Continuo morando no meu apartamentinho e faço as coisas que gosto. Domingo passado, por exemplo, passei o dia inteiro no curso de noivos da minha paróquia e falei a eles sobre a importância do matrimônio. Sou casado há 31 anos e sem a minha mulher eu não sou ninguém. Pretendo continuar trabalhando, sem dar publicidade aos meus atos. Calcei as sandálias da humildade e quero mais é ficar discreto. Estou zelando pelo meu nome, afinal é meu CPF e meu RG que estão na papelada que eu assino. Não consigo nem pensar em dormir atrás das grades ou em cama de cimento, por isso vou agir corretamente o tempo inteiro.
Visão do Correio
Importante garantia
A garantia de não tentar a reeleição em outubro alça o governador interino Wilson Lima a um outro patamar. Se comprometendo a, uma vez escolhido na eleição indireta marcada para 17 de abril, não ser candidato no pleito de outubro ; quando a população escolherá o chefe do Executivo pelos próximos quatro anos ;, Wilson surge como o nome adequado para, pelas vias normais e legais, preencher o vácuo de poder e concluir o atual mandato.
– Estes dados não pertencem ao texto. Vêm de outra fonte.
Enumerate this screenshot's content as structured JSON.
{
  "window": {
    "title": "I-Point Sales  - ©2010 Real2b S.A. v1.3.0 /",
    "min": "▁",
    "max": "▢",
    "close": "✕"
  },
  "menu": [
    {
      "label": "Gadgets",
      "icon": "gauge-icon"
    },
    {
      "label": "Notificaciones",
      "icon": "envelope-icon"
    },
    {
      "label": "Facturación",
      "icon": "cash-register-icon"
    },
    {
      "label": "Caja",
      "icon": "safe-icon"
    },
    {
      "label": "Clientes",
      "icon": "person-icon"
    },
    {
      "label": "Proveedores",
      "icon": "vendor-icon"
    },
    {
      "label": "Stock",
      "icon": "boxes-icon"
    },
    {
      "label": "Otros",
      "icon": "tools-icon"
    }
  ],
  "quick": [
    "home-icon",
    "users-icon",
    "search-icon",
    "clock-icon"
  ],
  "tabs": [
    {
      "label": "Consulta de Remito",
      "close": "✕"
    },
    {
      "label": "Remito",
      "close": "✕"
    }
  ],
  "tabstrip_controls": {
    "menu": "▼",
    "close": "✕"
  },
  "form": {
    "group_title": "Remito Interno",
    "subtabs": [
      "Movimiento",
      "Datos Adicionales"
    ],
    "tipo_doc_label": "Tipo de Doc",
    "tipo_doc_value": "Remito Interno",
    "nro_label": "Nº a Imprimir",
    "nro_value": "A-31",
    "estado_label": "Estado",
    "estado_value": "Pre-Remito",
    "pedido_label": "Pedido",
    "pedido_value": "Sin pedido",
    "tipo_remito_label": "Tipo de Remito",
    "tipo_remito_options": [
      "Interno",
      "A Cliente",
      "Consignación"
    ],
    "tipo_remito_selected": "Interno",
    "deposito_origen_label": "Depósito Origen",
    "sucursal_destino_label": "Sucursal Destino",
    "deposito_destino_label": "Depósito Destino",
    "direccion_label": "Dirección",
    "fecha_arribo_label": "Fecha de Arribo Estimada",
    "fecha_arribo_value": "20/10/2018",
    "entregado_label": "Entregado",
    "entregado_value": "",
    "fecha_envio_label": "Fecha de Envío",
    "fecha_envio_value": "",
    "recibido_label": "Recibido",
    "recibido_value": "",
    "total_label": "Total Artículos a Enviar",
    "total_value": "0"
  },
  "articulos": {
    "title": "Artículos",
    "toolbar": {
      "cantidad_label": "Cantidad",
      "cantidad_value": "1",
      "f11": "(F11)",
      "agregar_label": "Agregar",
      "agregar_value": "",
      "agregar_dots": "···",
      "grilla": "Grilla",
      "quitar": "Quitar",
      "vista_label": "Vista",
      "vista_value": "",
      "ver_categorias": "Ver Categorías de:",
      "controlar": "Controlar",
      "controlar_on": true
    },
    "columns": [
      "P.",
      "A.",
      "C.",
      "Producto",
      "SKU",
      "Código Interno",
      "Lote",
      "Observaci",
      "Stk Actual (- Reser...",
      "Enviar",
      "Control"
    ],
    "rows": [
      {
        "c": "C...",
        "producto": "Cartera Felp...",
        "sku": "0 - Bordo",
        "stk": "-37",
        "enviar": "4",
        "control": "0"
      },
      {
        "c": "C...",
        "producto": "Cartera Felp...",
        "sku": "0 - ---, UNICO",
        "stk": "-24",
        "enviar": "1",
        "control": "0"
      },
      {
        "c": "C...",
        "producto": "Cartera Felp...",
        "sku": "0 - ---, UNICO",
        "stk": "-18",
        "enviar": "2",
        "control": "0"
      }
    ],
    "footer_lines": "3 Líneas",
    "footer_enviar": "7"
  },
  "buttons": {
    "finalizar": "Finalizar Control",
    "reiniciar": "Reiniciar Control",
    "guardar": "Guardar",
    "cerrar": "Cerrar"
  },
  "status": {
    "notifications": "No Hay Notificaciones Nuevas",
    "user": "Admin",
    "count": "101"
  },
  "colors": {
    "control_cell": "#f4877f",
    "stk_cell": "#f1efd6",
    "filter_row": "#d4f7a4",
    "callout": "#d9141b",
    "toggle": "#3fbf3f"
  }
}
Para que o DF fique longe da ameaça de intervenção, a eleição indireta não pode servir de trampolim para objetivos pessoais e eleitoreiros, enfim, para o populismo de última hora. Ao assumir o compromisso de concluir o mandato tampão e não concorrer em outubro, Wilson Lima assegura condições de continuidade ao curso normal da sucessão, sem ingerências políticas que possam comprometer o processo político no DF.